In his rectangular now-hipster glasses and tailored black suit with a Swedish Academy of Sciences tiepin, Rosling follows the bubbles’ trajectories and screams with excitement, “Look, look. Look at Nepal catching up.”
Rosling had already tickled Nepalis’ vanity by greeting and introducing himself in Nepali at an event jointly organised by Nepal Planning Commission and Unicef. He proceeds to massage that ego by opening another slide on the trendalyser software a team comprising his son and daughter-in-law coded. This time the x-axis is adjusted for income per person in purchasing power parity. The other dimensions remain unchanged.
Rosling hits ‘play’ and the journeys of the two circles begin. When they stop, Rosling points to an incredible story that could have easily been lost had the data been on pages of excel sheets.

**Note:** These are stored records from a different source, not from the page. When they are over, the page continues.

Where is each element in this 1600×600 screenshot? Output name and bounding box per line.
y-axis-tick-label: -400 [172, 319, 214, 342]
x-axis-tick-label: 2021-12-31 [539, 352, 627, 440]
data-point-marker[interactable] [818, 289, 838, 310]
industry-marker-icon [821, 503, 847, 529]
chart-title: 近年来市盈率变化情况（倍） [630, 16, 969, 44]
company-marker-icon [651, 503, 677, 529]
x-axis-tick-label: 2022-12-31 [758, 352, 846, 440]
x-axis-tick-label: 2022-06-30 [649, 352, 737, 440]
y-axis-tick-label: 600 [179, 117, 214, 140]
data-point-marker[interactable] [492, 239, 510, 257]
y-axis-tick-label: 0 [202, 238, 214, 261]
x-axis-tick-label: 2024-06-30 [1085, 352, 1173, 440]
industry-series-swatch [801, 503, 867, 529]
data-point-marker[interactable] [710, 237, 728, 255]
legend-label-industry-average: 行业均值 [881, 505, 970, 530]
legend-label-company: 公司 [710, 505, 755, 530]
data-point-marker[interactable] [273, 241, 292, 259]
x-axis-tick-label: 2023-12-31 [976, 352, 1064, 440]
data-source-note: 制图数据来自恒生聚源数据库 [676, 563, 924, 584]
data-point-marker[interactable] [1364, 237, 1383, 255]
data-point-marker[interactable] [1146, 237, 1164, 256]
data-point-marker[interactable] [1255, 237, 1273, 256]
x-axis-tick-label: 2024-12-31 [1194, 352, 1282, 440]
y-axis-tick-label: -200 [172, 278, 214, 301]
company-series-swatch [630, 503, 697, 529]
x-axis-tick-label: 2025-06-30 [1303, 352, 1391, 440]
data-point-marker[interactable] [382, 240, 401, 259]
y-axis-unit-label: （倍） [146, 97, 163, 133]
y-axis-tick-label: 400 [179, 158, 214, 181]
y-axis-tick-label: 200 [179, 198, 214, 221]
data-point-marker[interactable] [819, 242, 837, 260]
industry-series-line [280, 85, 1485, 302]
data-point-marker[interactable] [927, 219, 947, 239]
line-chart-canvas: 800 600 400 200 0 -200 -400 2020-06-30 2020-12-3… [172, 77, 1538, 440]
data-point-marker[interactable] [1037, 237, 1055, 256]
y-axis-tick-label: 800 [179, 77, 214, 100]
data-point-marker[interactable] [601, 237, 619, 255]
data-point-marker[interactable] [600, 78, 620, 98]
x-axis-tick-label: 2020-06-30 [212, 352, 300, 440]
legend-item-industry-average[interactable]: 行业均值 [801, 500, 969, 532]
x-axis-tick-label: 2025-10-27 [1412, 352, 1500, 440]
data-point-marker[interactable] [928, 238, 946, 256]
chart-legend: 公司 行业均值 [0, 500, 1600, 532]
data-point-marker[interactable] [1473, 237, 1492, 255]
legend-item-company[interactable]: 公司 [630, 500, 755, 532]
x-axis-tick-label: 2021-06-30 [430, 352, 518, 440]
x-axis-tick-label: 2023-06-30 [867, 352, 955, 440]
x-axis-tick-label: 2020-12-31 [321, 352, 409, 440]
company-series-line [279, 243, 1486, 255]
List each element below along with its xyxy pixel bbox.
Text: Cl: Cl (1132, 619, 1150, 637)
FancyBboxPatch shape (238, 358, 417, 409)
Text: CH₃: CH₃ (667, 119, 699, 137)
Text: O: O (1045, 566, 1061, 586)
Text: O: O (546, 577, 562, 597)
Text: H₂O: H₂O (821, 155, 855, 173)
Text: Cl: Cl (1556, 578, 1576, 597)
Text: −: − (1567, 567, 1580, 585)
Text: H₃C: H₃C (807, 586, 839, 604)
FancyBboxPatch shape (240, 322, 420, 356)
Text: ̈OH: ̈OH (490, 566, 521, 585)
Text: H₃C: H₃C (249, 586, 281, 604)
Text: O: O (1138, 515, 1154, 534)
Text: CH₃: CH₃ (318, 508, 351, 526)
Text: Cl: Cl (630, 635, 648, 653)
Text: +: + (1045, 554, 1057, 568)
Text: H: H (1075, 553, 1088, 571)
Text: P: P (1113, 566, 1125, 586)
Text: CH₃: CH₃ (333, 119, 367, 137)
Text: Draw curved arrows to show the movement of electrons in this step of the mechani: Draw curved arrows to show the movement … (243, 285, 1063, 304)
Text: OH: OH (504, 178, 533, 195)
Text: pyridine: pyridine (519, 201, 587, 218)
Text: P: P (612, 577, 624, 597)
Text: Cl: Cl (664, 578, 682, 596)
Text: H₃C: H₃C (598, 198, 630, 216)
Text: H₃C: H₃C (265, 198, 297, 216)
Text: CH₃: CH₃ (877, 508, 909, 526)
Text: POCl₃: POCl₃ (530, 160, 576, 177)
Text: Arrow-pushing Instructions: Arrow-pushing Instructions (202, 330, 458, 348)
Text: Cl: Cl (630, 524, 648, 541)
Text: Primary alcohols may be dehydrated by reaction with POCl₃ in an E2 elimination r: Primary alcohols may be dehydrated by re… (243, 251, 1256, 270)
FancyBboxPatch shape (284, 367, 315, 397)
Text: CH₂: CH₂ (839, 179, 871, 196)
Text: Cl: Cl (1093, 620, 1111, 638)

“Nepal is the only country in the world that with just a little over $1,200 per capita income has managed to bring down the under-five mortality rate to 42. Nepal is a world champion in that respect.”
But Nepal is lagging behind in economic growth, reminds the data magician. Comparing Nepal’s trajectory on the slide to that of China’s, as well, Rosling suggests that it is now time to fulfil the “enormous material needs that exist in Nepal.”
The graphs show that Nepal is now where China was in its early 1980s, after which the giant northern neighbour set sail for economic advancement.
“You have social development foundations in place now just like China did in 1980s. The children are healthy and the family is small. Now use this social progress for economic development which in turn furthers the social development,” says an animated Rosling, who was in Nepal 42 years ago as a tourist.
“There was dignity in scarcity then,” remembers the doctor, as he takes a break from statistics to share memories of that era.
The photos taken then show his wife, Agneta, and himself backpacking through Helambu.
Agneta used to write in her journal about the women here, recalls Rosling. “She used to write that a woman would be all by herself in her house. But we could still talk to her about getting shelter for the night and she would finalise the deal without having to wait for the husband.”
As Nepal prepares to modernise itself, benefit from its “centrally-located position in growing Asia”, Rosling stresses that Nepal not lose sight of the fact that an increase in GDP does not provide everything, for instance gender equity.
“Gender equity does not come with economic independence. It is a separate fight. Be harsh about it as you fight for economic growth for your children.”
And going back to the numbers, he says, “Data are important but they are not the same as understanding.”